Dass die 36-Jährige in der Wir-Form spricht, ist bezeichnend für die Anhänger der venezolanischen Opposition nach ihrer Niederlage bei den Präsidentschaftswahlen am vergangenen Sonntag. Wo und wann auch immer man vor der Wahl mit Caprilistas sprach, sie waren vom bevorstehenden Triumph überzeugt.

„Was ist passiert? Was haben wir falsch gemacht?“, waren die ersten Gedanken von Nieves Saluotto. Dann habe sie nur noch Ohnmacht und Fassungslosigkeit gespürt.

Jetzt ist die Leiterin von Capriles Partei Primero Justica in der Gemeinde San Pedro in Caracas wieder gefasst. „Wir leiden unter dem Nachwahlsyndrom.“ Das sei, „wenn eine Hälfte der Gesellschaft feiert und die andere in bodenlose Trauer stürzt“. Ihr Mann und einer ihrer drei Söhne sind Chavistas.

Das Ergebnis: Nach dem amtlichen Endergebnis der Präsidentschaftswahl kam der amtierende Präsident Hugo Chávez auf 8.136.964 Stimmen (55,25 Prozent), sein Herausforderer Henrique Capriles auf 6.499.575 Stimmen (44,13 Prozent).

Neuer Vizepräsident ist seit Mittwoch der bisherige Außenminister Nicolás Maduro, 49. Maduro gilt als engster Vertrauter Chávez und wurde in den Debatten über dessen Gesundheitszustand als möglicher Nachfolger gehandelt.

Wer Salz in die Wunden der Caprilistas streuen möchte, der muss ihnen nur die Zahlen vor Augen halten. Ist es noch zu verkraften, dass landesweit knapp über 8 Millionen Menschen für Chávez und 6,5 Millionen für Capriles stimmten, so ist die Niederlage auf Bundesstaatsebene fast unvorstellbar.

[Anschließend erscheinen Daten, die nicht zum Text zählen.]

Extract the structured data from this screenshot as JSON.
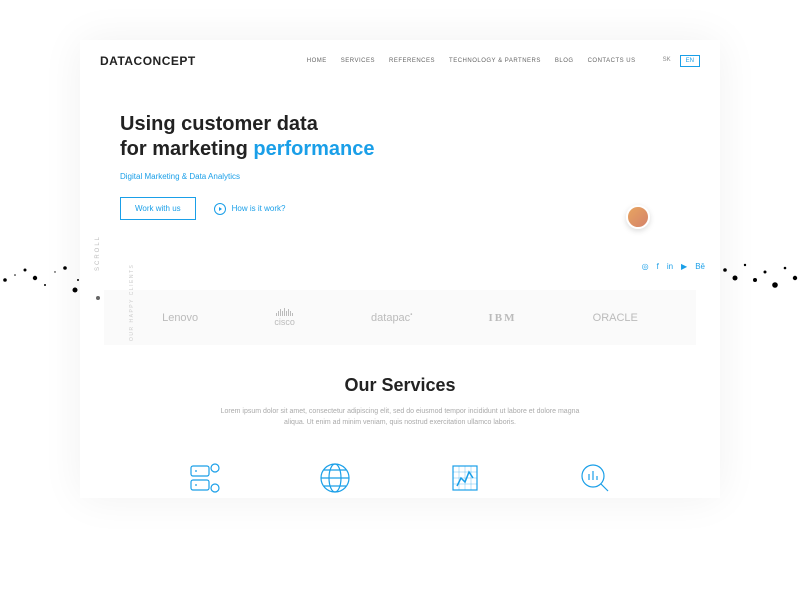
{
  "logo": {
    "part1": "DATA",
    "part2": "CONCEPT"
  },
  "nav": {
    "home": "HOME",
    "services": "SERVICES",
    "references": "REFERENCES",
    "tech": "TECHNOLOGY & PARTNERS",
    "blog": "BLOG",
    "contact": "CONTACTS US"
  },
  "lang": {
    "sk": "SK",
    "en": "EN"
  },
  "hero": {
    "line1": "Using customer data",
    "line2a": "for marketing ",
    "line2b": "performance",
    "subtitle": "Digital Marketing & Data Analytics",
    "cta": "Work with us",
    "how": "How is it work?"
  },
  "scroll": "SCROLL",
  "clientsLabel": "OUR HAPPY CLIENTS",
  "clients": {
    "lenovo": "Lenovo",
    "cisco": "cisco",
    "datapac": "datapac",
    "ibm": "IBM",
    "oracle": "ORACLE"
  },
  "services": {
    "title": "Our Services",
    "desc": "Lorem ipsum dolor sit amet, consectetur adipiscing elit, sed do eiusmod tempor incididunt ut labore et dolore magna aliqua. Ut enim ad minim veniam, quis nostrud exercitation ullamco laboris."
  }
}
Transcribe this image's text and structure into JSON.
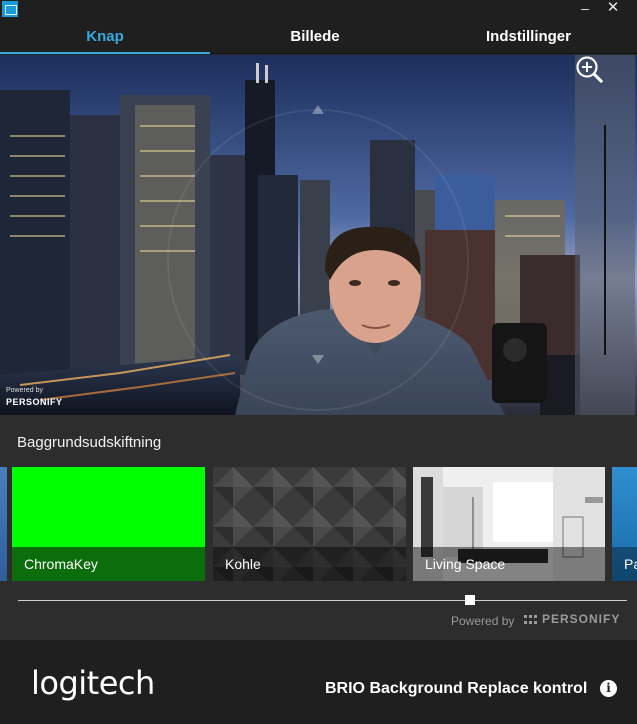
{
  "window": {
    "minimize_glyph": "–",
    "close_glyph": "✕",
    "app_icon": "logitech-camera-icon"
  },
  "tabs": [
    {
      "label": "Knap",
      "active": true
    },
    {
      "label": "Billede",
      "active": false
    },
    {
      "label": "Indstillinger",
      "active": false
    }
  ],
  "preview": {
    "powered_by_small": "Powered by",
    "personify_small": "PERSONIFY",
    "zoom_in_icon": "zoom-in-icon",
    "zoom_out_icon": "zoom-out-icon"
  },
  "background_section": {
    "title": "Baggrundsudskiftning",
    "thumbnails": [
      {
        "label": "ChromaKey",
        "color": "#00ff00"
      },
      {
        "label": "Kohle",
        "color": "#3a3a3a"
      },
      {
        "label": "Living Space",
        "color": "#ececec"
      },
      {
        "label": "Pa",
        "color": "#1a6aa8"
      }
    ],
    "slider_value": 0.75,
    "powered_by": "Powered by",
    "personify": "PERSONIFY"
  },
  "footer": {
    "logo": "logitech",
    "product_title": "BRIO Background Replace kontrol",
    "info_icon": "info-icon"
  },
  "colors": {
    "accent": "#36a9e1",
    "background": "#2b2b2b",
    "footer": "#1f1f1f"
  }
}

In nur 2 von 24 Bundesstaaten lag Capriles vor Chávez. Von den Bundesstaaten, in denen die Opposition den Gouverneursposten besetzt, gewann sie lediglich Táchira. „Warum haben wir in Zulia verloren, wo wir noch nie verloren haben?“, fragte Henry Ramos Allup, Generalsekretär der oppositionellen Acción Democrática (AD). Antworten hat er keine.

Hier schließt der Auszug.